💻Tokenomics & Quantitative Approach
Here's the initial distribution of $QE token :
LP Initial supply: 625,000 $QE
Initial Circulating supply: 8,750,000 $QE
Presale supply: 7,500,000 $QE (15%)
Use of funds :
⅓ LP
⅓ Team
⅓ Treasury
To manage the treasury efficiently, we use a quantitative approach to find the best balance between supply, yield, reserves, bonds, and inflation. We identify 3 phases in token, to strike a balance between building up cash and controlling inflation.
Phase 1:
Phase 1:
Goals:
Building up cash, aggressive discounts, and rewards
Create a substantial cash position so that we can implement our future actions.
Distribute an attractive return to users and encourage them to use the model (3.3).
Begin our strategic actions to support the memecoins culture.
Details:
Supply: 50,000,000 $QE to be minted
Distribution of initial supply through bonds and staking.
Accumulation of LP $COQ-$AVAX; $KIMBO-$AVAX; $QE-$AVAX to initiate strategic positioning.
Build up sufficient reserves to secure fixed interest payments, regardless of market conditions, and then reinvest the excess spread in the ecosystem or R&D projects.
Management: The vast majority of cash is invested in LPs to generate a regular return.
$USDC-$AVAX
$COQ-$AVAX
$KIMBO-$AVAX
Redistribution:
Community Support: when reserves are sufficient, we start to set aside funds to finance community support projects: Liquidity and grants.
Treasury returns.
Phase 2:
Phase 2:
Slowing down rewards, increase in cash and reserves, distribution of LP income + decreasing revisable spread, discount revised downwards.
Objectives:
Reduce new bond issuance to stabilize inflation.
Add treasury yields to the staking part and reduce the rewards in $QE granted.
Maintain our operations to support the memecoins culture.
Prepare for phase 3.
Details:
Supply: From 50,000,000 to 100,000,000 $QE to be minted
Daily $QE mints will be reduced for both bonds and staking.
This reduction will stabilize token inflation.
Management:
Staking will be supported by cash returns from the various LPs, as well as strategic community actions: taking positions in initiatives relating to the memecoins culture to support and generate returns.
Redistribution
Community Support: Liquidity, Grants.
Treasury returns.
Phase 3:
Phase 3:
Cruising speed, no new issues, redistribution of LP rewards
Objectives:
Structure a fixed-rate, low-risk bond: demonstrate that the ecosystem can offer opportunities just as serious as the rest of the industry if not TradFi.

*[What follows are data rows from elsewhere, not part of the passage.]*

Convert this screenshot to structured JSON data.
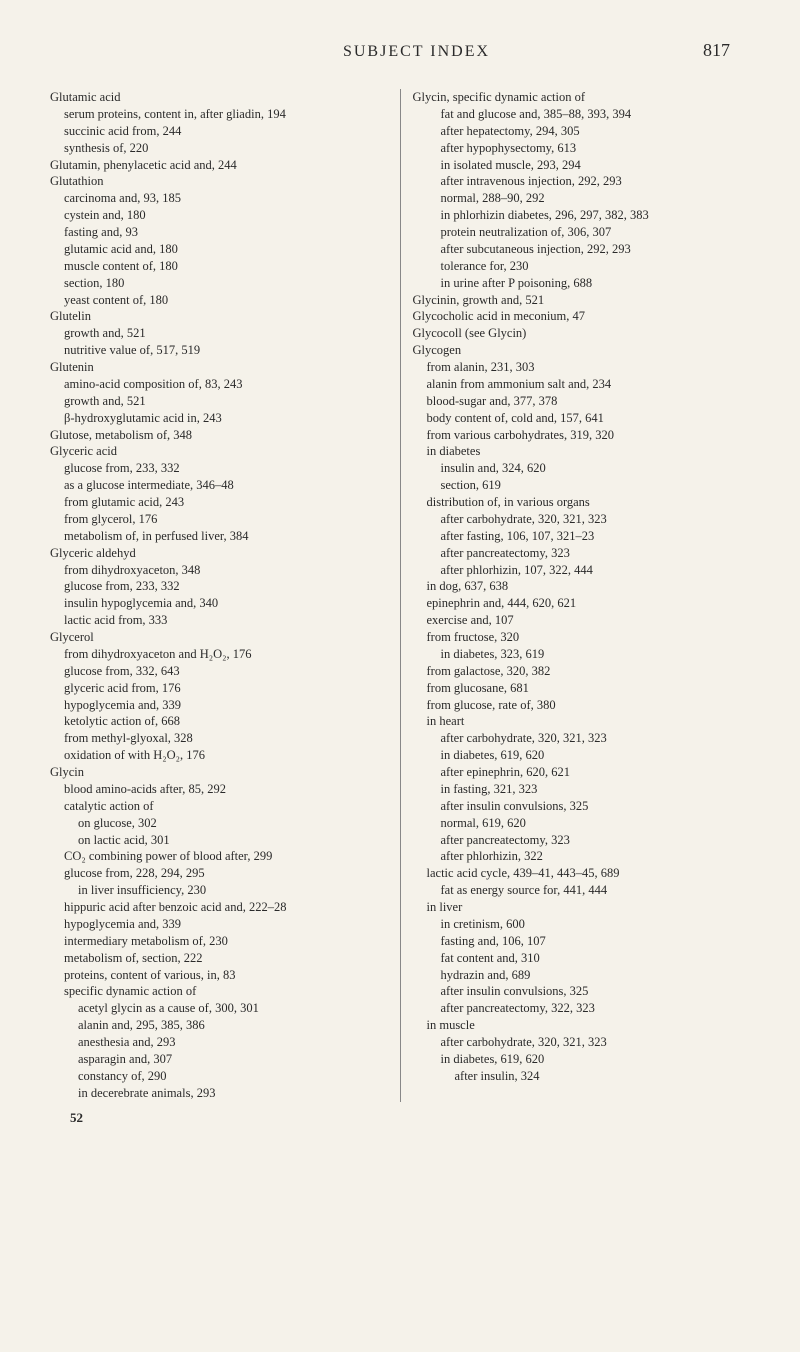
{
  "header": {
    "title": "SUBJECT INDEX",
    "pageNumber": "817"
  },
  "footer": "52",
  "leftColumn": [
    {
      "t": "Glutamic acid",
      "c": "l0"
    },
    {
      "t": "serum proteins, content in, after gliadin, 194",
      "c": "hang1"
    },
    {
      "t": "succinic acid from, 244",
      "c": "l1"
    },
    {
      "t": "synthesis of, 220",
      "c": "l1"
    },
    {
      "t": "Glutamin, phenylacetic acid and, 244",
      "c": "l0"
    },
    {
      "t": "Glutathion",
      "c": "l0"
    },
    {
      "t": "carcinoma and, 93, 185",
      "c": "l1"
    },
    {
      "t": "cystein and, 180",
      "c": "l1"
    },
    {
      "t": "fasting and, 93",
      "c": "l1"
    },
    {
      "t": "glutamic acid and, 180",
      "c": "l1"
    },
    {
      "t": "muscle content of, 180",
      "c": "l1"
    },
    {
      "t": "section, 180",
      "c": "l1"
    },
    {
      "t": "yeast content of, 180",
      "c": "l1"
    },
    {
      "t": "Glutelin",
      "c": "l0"
    },
    {
      "t": "growth and, 521",
      "c": "l1"
    },
    {
      "t": "nutritive value of, 517, 519",
      "c": "l1"
    },
    {
      "t": "Glutenin",
      "c": "l0"
    },
    {
      "t": "amino-acid composition of, 83, 243",
      "c": "l1"
    },
    {
      "t": "growth and, 521",
      "c": "l1"
    },
    {
      "t": "β-hydroxyglutamic acid in, 243",
      "c": "l1"
    },
    {
      "t": "Glutose, metabolism of, 348",
      "c": "l0"
    },
    {
      "t": "Glyceric acid",
      "c": "l0"
    },
    {
      "t": "glucose from, 233, 332",
      "c": "l1"
    },
    {
      "t": "as a glucose intermediate, 346–48",
      "c": "l1"
    },
    {
      "t": "from glutamic acid, 243",
      "c": "l1"
    },
    {
      "t": "from glycerol, 176",
      "c": "l1"
    },
    {
      "t": "metabolism of, in perfused liver, 384",
      "c": "l1"
    },
    {
      "t": "Glyceric aldehyd",
      "c": "l0"
    },
    {
      "t": "from dihydroxyaceton, 348",
      "c": "l1"
    },
    {
      "t": "glucose from, 233, 332",
      "c": "l1"
    },
    {
      "t": "insulin hypoglycemia and, 340",
      "c": "l1"
    },
    {
      "t": "lactic acid from, 333",
      "c": "l1"
    },
    {
      "t": "Glycerol",
      "c": "l0"
    },
    {
      "t": "from dihydroxyaceton and H₂O₂, 176",
      "c": "l1"
    },
    {
      "t": "glucose from, 332, 643",
      "c": "l1"
    },
    {
      "t": "glyceric acid from, 176",
      "c": "l1"
    },
    {
      "t": "hypoglycemia and, 339",
      "c": "l1"
    },
    {
      "t": "ketolytic action of, 668",
      "c": "l1"
    },
    {
      "t": "from methyl-glyoxal, 328",
      "c": "l1"
    },
    {
      "t": "oxidation of with H₂O₂, 176",
      "c": "l1"
    },
    {
      "t": "Glycin",
      "c": "l0"
    },
    {
      "t": "blood amino-acids after, 85, 292",
      "c": "l1"
    },
    {
      "t": "catalytic action of",
      "c": "l1"
    },
    {
      "t": "on glucose, 302",
      "c": "l2"
    },
    {
      "t": "on lactic acid, 301",
      "c": "l2"
    },
    {
      "t": "CO₂ combining power of blood after, 299",
      "c": "l1"
    },
    {
      "t": "glucose from, 228, 294, 295",
      "c": "l1"
    },
    {
      "t": "in liver insufficiency, 230",
      "c": "l2"
    },
    {
      "t": "hippuric acid after benzoic acid and, 222–28",
      "c": "hang1"
    },
    {
      "t": "hypoglycemia and, 339",
      "c": "l1"
    },
    {
      "t": "intermediary metabolism of, 230",
      "c": "l1"
    },
    {
      "t": "metabolism of, section, 222",
      "c": "l1"
    },
    {
      "t": "proteins, content of various, in, 83",
      "c": "l1"
    },
    {
      "t": "specific dynamic action of",
      "c": "l1"
    },
    {
      "t": "acetyl glycin as a cause of, 300, 301",
      "c": "hang2"
    },
    {
      "t": "alanin and, 295, 385, 386",
      "c": "l2"
    },
    {
      "t": "anesthesia and, 293",
      "c": "l2"
    },
    {
      "t": "asparagin and, 307",
      "c": "l2"
    },
    {
      "t": "constancy of, 290",
      "c": "l2"
    },
    {
      "t": "in decerebrate animals, 293",
      "c": "l2"
    }
  ],
  "rightColumn": [
    {
      "t": "Glycin, specific dynamic action of",
      "c": "l0"
    },
    {
      "t": "fat and glucose and, 385–88, 393, 394",
      "c": "hang2"
    },
    {
      "t": "after hepatectomy, 294, 305",
      "c": "l2"
    },
    {
      "t": "after hypophysectomy, 613",
      "c": "l2"
    },
    {
      "t": "in isolated muscle, 293, 294",
      "c": "l2"
    },
    {
      "t": "after intravenous injection, 292, 293",
      "c": "hang2"
    },
    {
      "t": "normal, 288–90, 292",
      "c": "l2"
    },
    {
      "t": "in phlorhizin diabetes, 296, 297, 382, 383",
      "c": "hang2"
    },
    {
      "t": "protein neutralization of, 306, 307",
      "c": "l2"
    },
    {
      "t": "after subcutaneous injection, 292, 293",
      "c": "hang2"
    },
    {
      "t": "tolerance for, 230",
      "c": "l2"
    },
    {
      "t": "in urine after P poisoning, 688",
      "c": "l2"
    },
    {
      "t": "Glycinin, growth and, 521",
      "c": "l0"
    },
    {
      "t": "Glycocholic acid in meconium, 47",
      "c": "l0"
    },
    {
      "t": "Glycocoll (see Glycin)",
      "c": "l0"
    },
    {
      "t": "Glycogen",
      "c": "l0"
    },
    {
      "t": "from alanin, 231, 303",
      "c": "l1"
    },
    {
      "t": "alanin from ammonium salt and, 234",
      "c": "l1"
    },
    {
      "t": "blood-sugar and, 377, 378",
      "c": "l1"
    },
    {
      "t": "body content of, cold and, 157, 641",
      "c": "l1"
    },
    {
      "t": "from various carbohydrates, 319, 320",
      "c": "l1"
    },
    {
      "t": "in diabetes",
      "c": "l1"
    },
    {
      "t": "insulin and, 324, 620",
      "c": "l2"
    },
    {
      "t": "section, 619",
      "c": "l2"
    },
    {
      "t": "distribution of, in various organs",
      "c": "l1"
    },
    {
      "t": "after carbohydrate, 320, 321, 323",
      "c": "l2"
    },
    {
      "t": "after fasting, 106, 107, 321–23",
      "c": "l2"
    },
    {
      "t": "after pancreatectomy, 323",
      "c": "l2"
    },
    {
      "t": "after phlorhizin, 107, 322, 444",
      "c": "l2"
    },
    {
      "t": "in dog, 637, 638",
      "c": "l1"
    },
    {
      "t": "epinephrin and, 444, 620, 621",
      "c": "l1"
    },
    {
      "t": "exercise and, 107",
      "c": "l1"
    },
    {
      "t": "from fructose, 320",
      "c": "l1"
    },
    {
      "t": "in diabetes, 323, 619",
      "c": "l2"
    },
    {
      "t": "from galactose, 320, 382",
      "c": "l1"
    },
    {
      "t": "from glucosane, 681",
      "c": "l1"
    },
    {
      "t": "from glucose, rate of, 380",
      "c": "l1"
    },
    {
      "t": "in heart",
      "c": "l1"
    },
    {
      "t": "after carbohydrate, 320, 321, 323",
      "c": "l2"
    },
    {
      "t": "in diabetes, 619, 620",
      "c": "l2"
    },
    {
      "t": "after epinephrin, 620, 621",
      "c": "l2"
    },
    {
      "t": "in fasting, 321, 323",
      "c": "l2"
    },
    {
      "t": "after insulin convulsions, 325",
      "c": "l2"
    },
    {
      "t": "normal, 619, 620",
      "c": "l2"
    },
    {
      "t": "after pancreatectomy, 323",
      "c": "l2"
    },
    {
      "t": "after phlorhizin, 322",
      "c": "l2"
    },
    {
      "t": "lactic acid cycle, 439–41, 443–45, 689",
      "c": "l1"
    },
    {
      "t": "fat as energy source for, 441, 444",
      "c": "l2"
    },
    {
      "t": "in liver",
      "c": "l1"
    },
    {
      "t": "in cretinism, 600",
      "c": "l2"
    },
    {
      "t": "fasting and, 106, 107",
      "c": "l2"
    },
    {
      "t": "fat content and, 310",
      "c": "l2"
    },
    {
      "t": "hydrazin and, 689",
      "c": "l2"
    },
    {
      "t": "after insulin convulsions, 325",
      "c": "l2"
    },
    {
      "t": "after pancreatectomy, 322, 323",
      "c": "l2"
    },
    {
      "t": "in muscle",
      "c": "l1"
    },
    {
      "t": "after carbohydrate, 320, 321, 323",
      "c": "l2"
    },
    {
      "t": "in diabetes, 619, 620",
      "c": "l2"
    },
    {
      "t": "after insulin, 324",
      "c": "l3"
    }
  ]
}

Self-finance an ambitious R&D program, for instance, using AI and ML to optimize liquidity pools selection.
Finance support for the ecosystem, by generating excess returns on the structure.
Details:
Supply: staying between 50,000,000 to 100,000,000 tokens through active management.
Senior tranche: 88%, fixed interest of 15% - No maturity envisaged
Junior tranche: 12%, fixed interest of 90% - No maturity envisaged
In the event of a liquidity shortage, the Junior Tranche is impacted first.
A fixed-rate bond with a higher yield than stablecoins but lower risk.
The aim is to build up sufficient reserves to secure fixed interest payments, regardless of market conditions, and then reinvest the excess spread in the ecosystem or R&D projects.
Management:
The cash position continues to be replenished each period, as do expenses and the Market Ops pool.
Revenues therefore increase over time, and so does the Excess Spread.
Redistribution:
Internal Project: once sufficient reserves have been built up, we will start to fund projects to develop the protocol (AI, ML, Deep Learning, etc.).
Community Support: Increase our rate of funding for community projects and initiatives: Liquidity, Grants, Education, Events, etc.
Total Supply
Total Reserves
Using this quantitative model, it is possible to establish a substantial reserve of $QE mint per bond. The "Total Reserves" graph displays the reserves in $QE per epoch, which incorporates both the "Market Ops" reserves and the "Excess Spread" reserves.
By the middle or end of Phase 2, the treasury will have grown significantly, generating enough revenue to cover expenses and more. This growth will reduce the protocol's reliance on reserves, enabling their distribution to support the community without affecting the protocol's profitability. Moreover, increasing the total reserves would make the protocol more resilient during a bear market phase.
During the bootstrapping phase, both treasury and reserves enable rapid growth, while in the second and third phases, the protocol gets consistent and gradual long-term growth in the Market Ops. As time goes on, the importance of Excess Spread increases, which allows the protocol to reward its holders, ensuring sustainability while remaining profitable.